В Угличе я больше всего хотел найти его житие, ту самую "монастырскую летопись"... вероятно, опубликованную? Где и искать ещё - он же местночтимый святой, и документальных (не художественных) книг о нём я лично не встречал ни в одном другом городе России, ни в одном храме...
Забегая вперёд, скажу: я нашёл, что искал, и... стоит воздать должное Михееву, он действительно отразил "всё, что есть трогательного, возвышенного, доброго", смягчив (пожалуй, совершенно правильно!) лишь отдельные жестокие детали. Существенных неточностей в повести нет, вот только Ваня там почему-то показан девятилетним, хотя ему было шесть лет.
Потому, если кто хочет узнать историю св. Иоанна подробнее, пользуясь случаем, советую: повесть Михеева можно прочитать в сборнике "Лилии полевые" - по-моему, этот сборник попадается в разных церковных лавках и приходских библиотеках.
Вкратце же история такова. Купец Никифор Чеполосов вполне доверял своему приказчику Рудаку. Разумеется, "веру имел" ему и Ваня - как "юный младодетищ", поясняет житие XVII века. Однажды он доверчиво пошёл с Рудаком в его дом, в пригородной слободе... Там был "всажен" в сундук - "коник некий с острым тернием".

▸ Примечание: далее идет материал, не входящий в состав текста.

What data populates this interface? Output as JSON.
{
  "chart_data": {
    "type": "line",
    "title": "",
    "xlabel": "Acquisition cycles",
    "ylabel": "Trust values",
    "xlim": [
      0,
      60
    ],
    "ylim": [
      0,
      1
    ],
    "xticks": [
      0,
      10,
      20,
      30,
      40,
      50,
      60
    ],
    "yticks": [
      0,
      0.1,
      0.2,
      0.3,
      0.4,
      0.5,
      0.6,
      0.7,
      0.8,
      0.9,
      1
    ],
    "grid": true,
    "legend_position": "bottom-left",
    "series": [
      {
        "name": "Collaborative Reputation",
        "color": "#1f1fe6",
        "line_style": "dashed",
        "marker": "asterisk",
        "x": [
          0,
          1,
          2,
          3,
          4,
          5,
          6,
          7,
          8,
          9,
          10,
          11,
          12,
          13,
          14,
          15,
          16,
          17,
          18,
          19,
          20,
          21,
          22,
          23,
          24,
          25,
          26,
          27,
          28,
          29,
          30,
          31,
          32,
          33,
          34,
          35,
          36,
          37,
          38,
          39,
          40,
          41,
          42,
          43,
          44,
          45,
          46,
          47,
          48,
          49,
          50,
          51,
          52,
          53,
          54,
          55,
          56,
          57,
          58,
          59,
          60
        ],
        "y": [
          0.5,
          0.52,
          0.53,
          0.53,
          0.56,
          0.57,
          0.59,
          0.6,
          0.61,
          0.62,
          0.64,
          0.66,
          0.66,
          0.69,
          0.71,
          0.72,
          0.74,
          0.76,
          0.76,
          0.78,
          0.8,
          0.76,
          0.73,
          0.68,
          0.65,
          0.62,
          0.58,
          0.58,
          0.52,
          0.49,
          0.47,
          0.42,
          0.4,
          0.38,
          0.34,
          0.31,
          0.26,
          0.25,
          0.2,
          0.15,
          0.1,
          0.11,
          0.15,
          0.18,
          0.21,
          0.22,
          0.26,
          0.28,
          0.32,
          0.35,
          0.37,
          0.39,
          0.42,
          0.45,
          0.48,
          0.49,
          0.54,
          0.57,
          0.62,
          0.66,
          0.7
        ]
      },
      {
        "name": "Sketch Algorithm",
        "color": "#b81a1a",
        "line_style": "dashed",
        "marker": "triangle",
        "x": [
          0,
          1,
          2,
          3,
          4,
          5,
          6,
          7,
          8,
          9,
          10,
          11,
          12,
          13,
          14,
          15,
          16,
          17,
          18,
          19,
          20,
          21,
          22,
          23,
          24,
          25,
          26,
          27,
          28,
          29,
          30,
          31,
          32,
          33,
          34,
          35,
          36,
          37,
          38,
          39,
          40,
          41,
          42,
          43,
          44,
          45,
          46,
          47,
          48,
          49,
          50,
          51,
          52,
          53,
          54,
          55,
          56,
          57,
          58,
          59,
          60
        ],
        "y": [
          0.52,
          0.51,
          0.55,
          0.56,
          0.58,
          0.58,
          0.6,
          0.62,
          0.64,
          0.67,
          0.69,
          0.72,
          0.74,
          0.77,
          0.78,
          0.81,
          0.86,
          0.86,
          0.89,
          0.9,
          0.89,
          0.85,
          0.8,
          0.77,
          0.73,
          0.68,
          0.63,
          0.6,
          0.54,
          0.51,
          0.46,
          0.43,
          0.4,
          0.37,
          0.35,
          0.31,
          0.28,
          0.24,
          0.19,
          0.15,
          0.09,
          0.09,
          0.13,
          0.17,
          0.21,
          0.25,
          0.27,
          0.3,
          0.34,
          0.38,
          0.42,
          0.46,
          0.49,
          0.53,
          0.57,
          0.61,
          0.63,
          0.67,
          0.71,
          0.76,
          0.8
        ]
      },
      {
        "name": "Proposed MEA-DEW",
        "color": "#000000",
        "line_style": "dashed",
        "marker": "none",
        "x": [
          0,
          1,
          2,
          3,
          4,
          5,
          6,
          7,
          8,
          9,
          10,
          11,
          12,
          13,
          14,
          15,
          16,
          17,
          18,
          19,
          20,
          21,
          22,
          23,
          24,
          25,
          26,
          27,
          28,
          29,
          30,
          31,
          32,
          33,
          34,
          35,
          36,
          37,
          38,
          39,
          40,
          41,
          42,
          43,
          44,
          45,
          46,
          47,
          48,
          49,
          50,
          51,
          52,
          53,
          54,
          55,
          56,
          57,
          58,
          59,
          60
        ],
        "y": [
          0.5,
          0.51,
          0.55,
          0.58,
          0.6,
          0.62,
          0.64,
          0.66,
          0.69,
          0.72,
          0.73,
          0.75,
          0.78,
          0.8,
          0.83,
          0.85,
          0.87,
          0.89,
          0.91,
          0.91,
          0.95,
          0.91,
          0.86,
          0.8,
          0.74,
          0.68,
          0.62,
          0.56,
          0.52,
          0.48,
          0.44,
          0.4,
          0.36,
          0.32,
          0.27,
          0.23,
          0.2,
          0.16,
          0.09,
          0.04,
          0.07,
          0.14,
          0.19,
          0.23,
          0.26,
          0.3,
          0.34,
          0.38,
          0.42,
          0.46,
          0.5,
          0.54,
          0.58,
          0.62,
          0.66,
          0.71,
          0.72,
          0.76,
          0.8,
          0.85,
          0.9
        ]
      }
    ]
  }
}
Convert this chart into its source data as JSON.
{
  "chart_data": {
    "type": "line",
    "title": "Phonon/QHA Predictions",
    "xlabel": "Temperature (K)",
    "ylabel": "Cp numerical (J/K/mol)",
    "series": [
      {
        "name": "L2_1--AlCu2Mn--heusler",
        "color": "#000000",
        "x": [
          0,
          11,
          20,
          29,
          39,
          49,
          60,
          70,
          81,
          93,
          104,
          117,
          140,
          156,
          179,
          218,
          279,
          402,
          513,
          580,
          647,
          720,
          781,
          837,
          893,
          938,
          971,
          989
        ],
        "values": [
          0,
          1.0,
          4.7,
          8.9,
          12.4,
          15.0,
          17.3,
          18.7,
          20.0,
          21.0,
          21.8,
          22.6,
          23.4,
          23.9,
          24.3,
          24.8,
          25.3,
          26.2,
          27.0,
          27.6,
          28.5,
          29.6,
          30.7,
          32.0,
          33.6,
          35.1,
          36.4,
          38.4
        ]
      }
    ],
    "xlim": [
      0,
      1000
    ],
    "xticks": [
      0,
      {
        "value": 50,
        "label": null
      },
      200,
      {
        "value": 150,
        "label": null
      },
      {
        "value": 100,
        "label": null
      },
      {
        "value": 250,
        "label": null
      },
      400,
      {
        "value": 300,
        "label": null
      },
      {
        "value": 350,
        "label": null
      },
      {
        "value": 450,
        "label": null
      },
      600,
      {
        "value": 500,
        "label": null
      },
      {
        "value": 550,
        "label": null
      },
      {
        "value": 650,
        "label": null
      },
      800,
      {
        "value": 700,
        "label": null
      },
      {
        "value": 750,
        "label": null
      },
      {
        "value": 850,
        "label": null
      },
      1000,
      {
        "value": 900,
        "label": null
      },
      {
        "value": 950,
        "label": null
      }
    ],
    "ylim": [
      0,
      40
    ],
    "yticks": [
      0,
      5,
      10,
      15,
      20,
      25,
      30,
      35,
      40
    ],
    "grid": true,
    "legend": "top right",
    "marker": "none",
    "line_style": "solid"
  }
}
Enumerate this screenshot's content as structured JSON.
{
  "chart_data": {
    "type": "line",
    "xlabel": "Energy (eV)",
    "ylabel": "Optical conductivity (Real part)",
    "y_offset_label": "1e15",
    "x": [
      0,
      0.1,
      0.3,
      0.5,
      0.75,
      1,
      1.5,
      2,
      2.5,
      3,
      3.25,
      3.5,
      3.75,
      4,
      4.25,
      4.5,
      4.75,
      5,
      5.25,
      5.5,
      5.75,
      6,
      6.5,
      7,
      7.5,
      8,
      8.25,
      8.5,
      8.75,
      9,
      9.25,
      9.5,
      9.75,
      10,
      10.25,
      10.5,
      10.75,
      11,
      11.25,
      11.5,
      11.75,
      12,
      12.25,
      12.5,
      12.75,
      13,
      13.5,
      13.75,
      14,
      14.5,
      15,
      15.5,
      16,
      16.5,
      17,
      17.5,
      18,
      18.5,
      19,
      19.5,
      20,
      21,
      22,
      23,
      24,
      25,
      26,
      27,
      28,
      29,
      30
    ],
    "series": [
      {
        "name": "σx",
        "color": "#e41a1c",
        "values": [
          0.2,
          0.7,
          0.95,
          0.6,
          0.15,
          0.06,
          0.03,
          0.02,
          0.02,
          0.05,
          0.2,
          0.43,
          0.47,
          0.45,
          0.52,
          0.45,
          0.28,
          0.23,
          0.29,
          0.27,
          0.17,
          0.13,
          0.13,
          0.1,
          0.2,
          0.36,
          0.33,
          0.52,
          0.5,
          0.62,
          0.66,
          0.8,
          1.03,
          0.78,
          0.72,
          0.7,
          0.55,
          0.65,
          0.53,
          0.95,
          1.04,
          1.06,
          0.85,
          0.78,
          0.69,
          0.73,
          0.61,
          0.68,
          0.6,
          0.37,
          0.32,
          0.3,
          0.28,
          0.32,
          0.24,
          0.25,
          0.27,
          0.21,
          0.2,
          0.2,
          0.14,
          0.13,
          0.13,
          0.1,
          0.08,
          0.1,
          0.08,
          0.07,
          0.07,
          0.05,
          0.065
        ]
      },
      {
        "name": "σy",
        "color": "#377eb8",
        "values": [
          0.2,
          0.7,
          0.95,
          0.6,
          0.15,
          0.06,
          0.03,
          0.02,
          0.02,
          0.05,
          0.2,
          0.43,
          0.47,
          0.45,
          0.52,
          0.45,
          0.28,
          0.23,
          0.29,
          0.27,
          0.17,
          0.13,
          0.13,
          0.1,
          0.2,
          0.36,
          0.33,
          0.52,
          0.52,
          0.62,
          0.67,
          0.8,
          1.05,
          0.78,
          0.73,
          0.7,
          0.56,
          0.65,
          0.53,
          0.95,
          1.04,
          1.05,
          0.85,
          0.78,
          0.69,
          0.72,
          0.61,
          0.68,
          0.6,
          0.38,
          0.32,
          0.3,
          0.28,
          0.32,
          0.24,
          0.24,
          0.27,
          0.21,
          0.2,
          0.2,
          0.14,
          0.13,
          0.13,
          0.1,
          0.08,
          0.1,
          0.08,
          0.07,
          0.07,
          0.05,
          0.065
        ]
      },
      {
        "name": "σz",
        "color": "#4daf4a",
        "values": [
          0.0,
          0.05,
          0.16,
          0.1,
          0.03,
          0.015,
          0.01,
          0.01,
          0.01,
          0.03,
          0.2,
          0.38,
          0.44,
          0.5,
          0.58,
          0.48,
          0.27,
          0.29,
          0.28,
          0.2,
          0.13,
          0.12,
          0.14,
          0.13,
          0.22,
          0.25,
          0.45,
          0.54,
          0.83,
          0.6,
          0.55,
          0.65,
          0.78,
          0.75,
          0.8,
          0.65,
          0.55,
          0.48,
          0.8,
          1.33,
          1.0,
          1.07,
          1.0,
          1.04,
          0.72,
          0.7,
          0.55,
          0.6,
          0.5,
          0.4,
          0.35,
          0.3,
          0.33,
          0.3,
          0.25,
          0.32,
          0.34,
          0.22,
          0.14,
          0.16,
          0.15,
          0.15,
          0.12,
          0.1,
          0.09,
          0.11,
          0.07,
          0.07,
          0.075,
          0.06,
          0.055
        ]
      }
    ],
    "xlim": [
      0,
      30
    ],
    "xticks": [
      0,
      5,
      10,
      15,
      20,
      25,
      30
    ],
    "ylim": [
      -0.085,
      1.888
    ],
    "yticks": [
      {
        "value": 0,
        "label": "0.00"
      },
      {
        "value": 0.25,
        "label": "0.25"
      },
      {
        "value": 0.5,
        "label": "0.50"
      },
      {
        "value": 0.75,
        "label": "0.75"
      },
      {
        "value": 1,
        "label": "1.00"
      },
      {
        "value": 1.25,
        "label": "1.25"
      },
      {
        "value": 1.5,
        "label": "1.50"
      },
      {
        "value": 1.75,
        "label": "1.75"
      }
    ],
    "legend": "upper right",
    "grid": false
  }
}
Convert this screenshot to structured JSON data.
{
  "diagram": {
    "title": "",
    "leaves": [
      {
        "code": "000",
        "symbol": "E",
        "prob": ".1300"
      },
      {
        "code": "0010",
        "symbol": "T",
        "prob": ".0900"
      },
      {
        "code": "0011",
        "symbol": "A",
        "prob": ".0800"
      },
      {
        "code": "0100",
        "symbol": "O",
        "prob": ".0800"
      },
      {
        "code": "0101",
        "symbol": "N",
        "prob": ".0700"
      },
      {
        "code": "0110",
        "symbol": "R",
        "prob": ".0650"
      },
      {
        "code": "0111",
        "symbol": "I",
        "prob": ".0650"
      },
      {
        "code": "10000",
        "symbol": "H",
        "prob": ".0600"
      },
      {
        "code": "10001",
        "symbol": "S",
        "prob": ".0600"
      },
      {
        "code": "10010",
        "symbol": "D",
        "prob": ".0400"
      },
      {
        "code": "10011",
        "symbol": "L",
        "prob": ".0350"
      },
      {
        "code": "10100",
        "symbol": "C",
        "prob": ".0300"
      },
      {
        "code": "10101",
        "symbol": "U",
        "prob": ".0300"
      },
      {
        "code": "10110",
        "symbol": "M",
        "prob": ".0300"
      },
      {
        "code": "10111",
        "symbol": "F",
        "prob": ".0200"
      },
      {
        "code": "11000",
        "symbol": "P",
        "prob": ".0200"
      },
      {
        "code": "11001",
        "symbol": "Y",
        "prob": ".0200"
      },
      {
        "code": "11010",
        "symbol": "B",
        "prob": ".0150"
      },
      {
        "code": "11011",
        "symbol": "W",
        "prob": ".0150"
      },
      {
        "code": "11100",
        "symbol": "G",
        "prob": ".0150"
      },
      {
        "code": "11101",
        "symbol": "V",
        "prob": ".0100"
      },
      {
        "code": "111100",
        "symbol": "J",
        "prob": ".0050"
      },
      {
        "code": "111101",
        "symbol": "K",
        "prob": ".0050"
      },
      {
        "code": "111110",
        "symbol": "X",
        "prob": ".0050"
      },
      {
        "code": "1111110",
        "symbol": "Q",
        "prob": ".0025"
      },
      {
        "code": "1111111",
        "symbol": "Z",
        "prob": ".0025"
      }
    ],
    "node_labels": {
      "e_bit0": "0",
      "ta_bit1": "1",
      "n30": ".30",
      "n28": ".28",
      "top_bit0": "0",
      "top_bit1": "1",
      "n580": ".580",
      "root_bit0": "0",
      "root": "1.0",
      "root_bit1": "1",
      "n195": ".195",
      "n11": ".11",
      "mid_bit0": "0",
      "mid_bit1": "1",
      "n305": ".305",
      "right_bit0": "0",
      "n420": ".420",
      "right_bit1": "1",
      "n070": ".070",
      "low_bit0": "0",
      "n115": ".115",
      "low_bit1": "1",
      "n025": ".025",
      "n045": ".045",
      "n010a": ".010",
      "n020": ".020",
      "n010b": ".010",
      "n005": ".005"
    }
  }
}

Рудак, видимо, искренне "любил" Ваню - как умеет любить одинокий садист. Он требовал от ребёнка, чтоб тот отрёкся от родителей и назвал его отцом. Но "юный младодетищ" умел любить - и не умел отрекаться от любимых даже на словах, даже... хотя бы для вида.
По родителям он "печаль имел" (видимо, чернокнижник считал, что по щучьему велению, по сатанинскому хотению, может быть как-то иначе?), Рудака отцом не называл, а молился Отцу Небесному.
Никакими истязаниями так и не добившись от ребёнка того, чего добиться невозможно, Рудак наконец через 16 дней взял нож и "двадесятью четырьмя ранами убиение нанесе, двадесять же пятою блаженного страдальца сквозь честную главу во ушеса пронзе" (вот оно - "могущество" и бессилие сатаны: не справился даже с малым мальчиком и всё, что смог - отправил его в Царство Небесное, куда самому ему нет пути).
Тело ребёнка через 8 дней было найдено пастухами, зарытое в болотный песок и совершенно нетленное. Ополоумевший Рудак, вконец измученный раб сатаны, сам выдал себя. Но Ваня, явившись во сне сначала матери, потом одновременно обоим родителям, упросил о помиловании убийцы. И его - это в XVII-то веке, при тех законах! - отпустили.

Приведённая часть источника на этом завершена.